Inclusion of metformin as an additional requirement for patients with abnormal laboratory values is another distinctive aspect of our algorithm that may have resulted in higher specificity than with other available phenotyping methods. Our method also did not mandate multiple observations per patient at various time intervals. This proposed method has the utility of identifying patients before their surgical encounter rather than after it. Finally, implementation of the manual review for final determination of DM by a trained study coordinator enhanced our confidence in accuracy regarding the presence or absence of the condition of interest.

Several study limitations merit discussion. First, this investigation represents a single institution’s experience in designing, testing, and implementing a DM case-definition algorithm compared with multi-institution case-definition methods, such as eMERGE, SUPREME-DM, and Harvard Medical School. Further validation and confirmation of the present findings in alternate health care settings across various health care institutions are necessary to understand the generalizability of our proposed method. Many health care institutions will not have access to some of the data elements proposed by our case-definition strategy—most notably, the ability to query unstructured data for key terms of interest.
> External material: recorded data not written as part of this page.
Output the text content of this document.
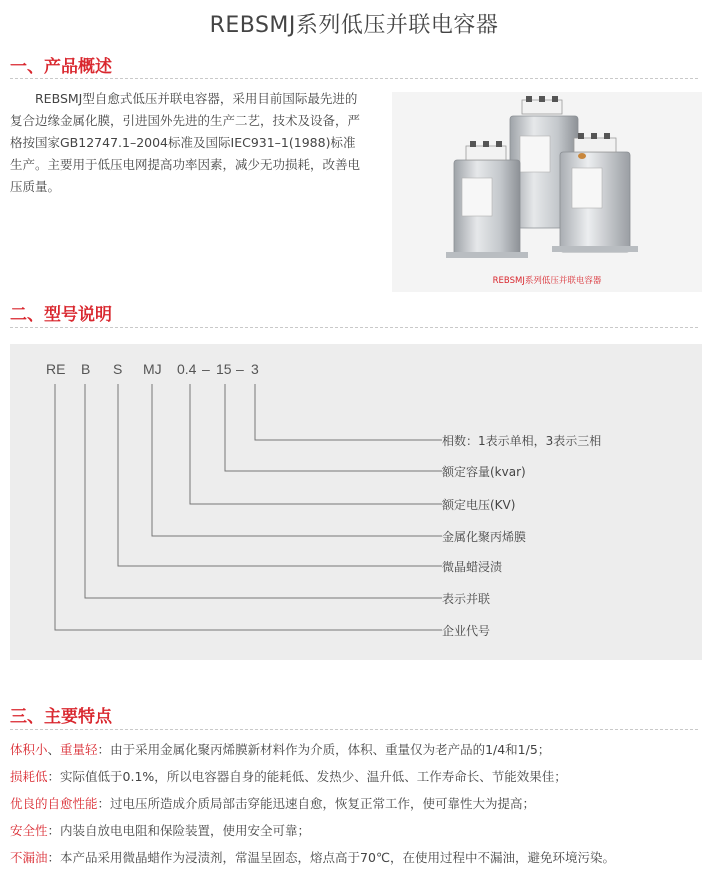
REBSMJ系列低压并联电容器
一、产品概述
REBSMJ型自愈式低压并联电容器，采用目前国际最先进的复合边缘金属化膜，引进国外先进的生产二艺，技术及设备，严格按国家GB12747.1–2004标准及国际IEC931–1(1988)标准生产。主要用于低压电网提高功率因素，减少无功损耗，改善电压质量。
REBSMJ系列低压并联电容器
二、型号说明
RE B S MJ 0.4 – 15 – 3
相数：1表示单相，3表示三相
额定容量(kvar)
额定电压(KV)
金属化聚丙烯膜
微晶蜡浸渍
表示并联
企业代号
三、主要特点
体积小、重量轻：由于采用金属化聚丙烯膜新材料作为介质，体积、重量仅为老产品的1/4和1/5；
损耗低：实际值低于0.1%，所以电容器自身的能耗低、发热少、温升低、工作寿命长、节能效果佳；
优良的自愈性能：过电压所造成介质局部击穿能迅速自愈，恢复正常工作，使可靠性大为提高；
安全性：内装自放电电阻和保险装置，使用安全可靠；
不漏油：本产品采用微晶蜡作为浸渍剂，常温呈固态，熔点高于70℃，在使用过程中不漏油，避免环境污染。
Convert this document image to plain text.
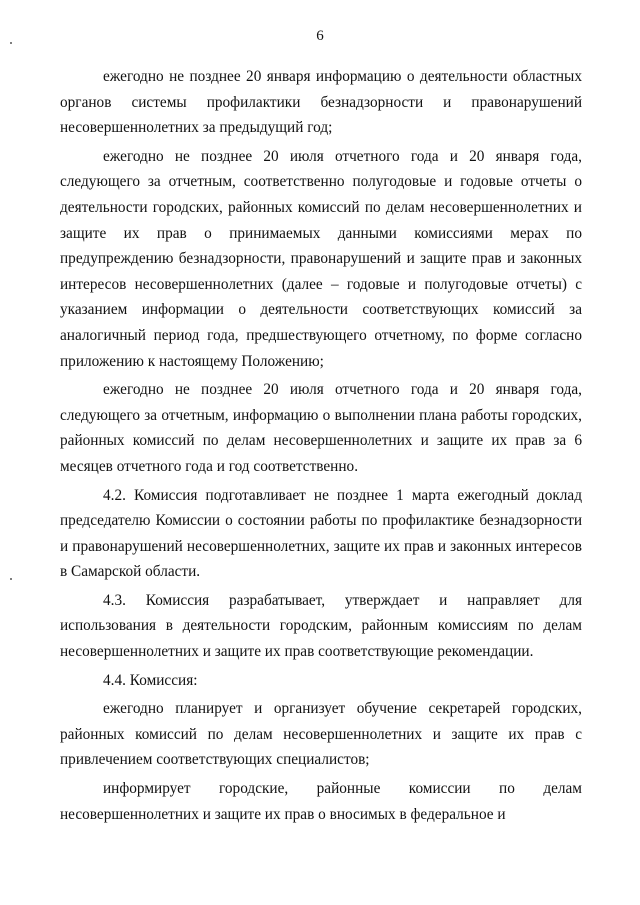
6

ежегодно не позднее 20 января информацию о деятельности областных органов системы профилактики безнадзорности и правонарушений несовершеннолетних за предыдущий год;

ежегодно не позднее 20 июля отчетного года и 20 января года, следующего за отчетным, соответственно полугодовые и годовые отчеты о деятельности городских, районных комиссий по делам несовершеннолетних и защите их прав о принимаемых данными комиссиями мерах по предупреждению безнадзорности, правонарушений и защите прав и законных интересов несовершеннолетних (далее – годовые и полугодовые отчеты) с указанием информации о деятельности соответствующих комиссий за аналогичный период года, предшествующего отчетному, по форме согласно приложению к настоящему Положению;

ежегодно не позднее 20 июля отчетного года и 20 января года, следующего за отчетным, информацию о выполнении плана работы городских, районных комиссий по делам несовершеннолетних и защите их прав за 6 месяцев отчетного года и год соответственно.

4.2. Комиссия подготавливает не позднее 1 марта ежегодный доклад председателю Комиссии о состоянии работы по профилактике безнадзорности и правонарушений несовершеннолетних, защите их прав и законных интересов в Самарской области.

4.3. Комиссия разрабатывает, утверждает и направляет для использования в деятельности городским, районным комиссиям по делам несовершеннолетних и защите их прав соответствующие рекомендации.

4.4. Комиссия:

ежегодно планирует и организует обучение секретарей городских, районных комиссий по делам несовершеннолетних и защите их прав с привлечением соответствующих специалистов;

информирует городские, районные комиссии по делам несовершеннолетних и защите их прав о вносимых в федеральное и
Although we were able to validate the results from our algorithm using an independent nurse reviewer, we were unable to completely mask the details to the reviewer during the validation because of the iterative nature of algorithm development.

In addition to these concerns, we acknowledge the potential for bias due to the use of a reference standard and not a criterion standard developed by an independent reviewer to whom results were blinded completely while evaluating the accuracy of our proposed method in our study. However, the CIs around our sensitivity and specificity estimates support the stability of our results to our results and mitigate concerns related to the use of such reference standards during the validation process. Currently, a more formal validation of the performance of our proposed method in a clinical environment at our institution is under way.
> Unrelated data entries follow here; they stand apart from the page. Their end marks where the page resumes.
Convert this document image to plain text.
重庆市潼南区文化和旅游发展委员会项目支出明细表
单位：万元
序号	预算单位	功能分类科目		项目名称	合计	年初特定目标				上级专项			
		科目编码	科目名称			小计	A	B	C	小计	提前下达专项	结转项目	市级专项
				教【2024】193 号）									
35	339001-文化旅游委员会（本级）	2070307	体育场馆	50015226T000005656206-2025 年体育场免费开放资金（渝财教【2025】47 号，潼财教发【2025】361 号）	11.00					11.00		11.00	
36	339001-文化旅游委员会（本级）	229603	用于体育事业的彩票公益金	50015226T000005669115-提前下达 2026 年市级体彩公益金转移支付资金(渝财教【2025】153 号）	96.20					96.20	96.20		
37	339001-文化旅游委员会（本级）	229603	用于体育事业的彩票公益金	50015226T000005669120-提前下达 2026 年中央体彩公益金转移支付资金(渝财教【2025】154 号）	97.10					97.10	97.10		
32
Although the use of International Classification of Diseases, Tenth Edition codes is the current standard, this study used ICD-9-CM codes. This course was taken because the standard at the time of study onset was ICD-9-CM. Moreover, the comparator algorithms (DDC, CCW, eMERGE, Harvard Medical College, Supreme-DM) were also developed using ICD-9-CM codes. Nonetheless, we acknowledge the use of ICD-9-CM codes in our study as a limitation, and we have implemented a strategy to map the ICD-9-CM codes associated with this study to their corresponding International Classification of Diseases, Tenth Edition codes.

Conclusion

We developed an efficient and accurate DM phenotypic algorithm that outperformed other available approaches. This algorithm facilitates the early recognition of DM, thereby permitting the implementation of improved workflows for optimal DM-related care in the perioperative period.